Generally the Libyan students were young male engineers or university students and they had a pretty high level of English. We taught them in classes of 10 and they made it clear from the start that they were there to learn.

Warned that there were plenty of no-go areas in terms of conversation topics such as religion, alcohol and the Gaddafi regime, I found them to be good natured and friendly.

During the holy month of Ramadan it was understandable if the hunger made them a bit tetchy and you'd give them enough slack.

Well, you had to, as their government was paying a fortune for their course and it was made clear to us that they had to be kept happy at all costs. In every group there was a recognised leader and if you had any problems you'd consult with him.

Characters ranged from a red-haired guy called Ibrahim who complained with a big grin about being taught by my colleague Cathy because she was a 'bitch woman'.

Teachers' pay came in at £5 an hour before tax and usually you'd have to work all summer and sign on the rest of the year without even a holiday.

I got £9 a week on social welfare! It was wonderful if you could get the hours up and one day in February this was what was being dangled in front of me by the Director of Studies in this TEFL factory. As relations between the oil-rich nation and the UK and the US had worsened, Libya looked to dodgy little Ireland with its well established terrorist organisations and English-language schools.

We already had around 20 young men from there and now they were promising to send over another 200. First thing I did was borrow some money from my parents and buy an inter-rail ticket.
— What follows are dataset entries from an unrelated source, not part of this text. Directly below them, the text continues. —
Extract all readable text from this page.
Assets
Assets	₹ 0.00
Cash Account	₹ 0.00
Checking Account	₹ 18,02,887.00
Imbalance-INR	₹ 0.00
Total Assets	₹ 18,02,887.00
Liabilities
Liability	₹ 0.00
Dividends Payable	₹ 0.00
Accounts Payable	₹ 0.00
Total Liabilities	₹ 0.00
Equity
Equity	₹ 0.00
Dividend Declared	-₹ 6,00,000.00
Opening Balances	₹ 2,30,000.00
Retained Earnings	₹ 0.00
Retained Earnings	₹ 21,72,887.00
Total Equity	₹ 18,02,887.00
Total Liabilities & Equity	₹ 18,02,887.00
No question of flying in those days -- a few months' work didn't mean I was going to become a millionaire!

So, off I went and apart from other unexpected things I ended up playing for a university handball team in Austria.

It was there in Innsbruck that I heard that the US Air Force had bombed Tripoli in response to the Berlin disco bombing and the Americans were insisting that Ireland stopped taking in Libyan students.

Fair enough, Gaddafi had it coming to him, and I know I shouldn't say it, but because of him I now owed my parents £200 that I couldn't pay back till the following summer.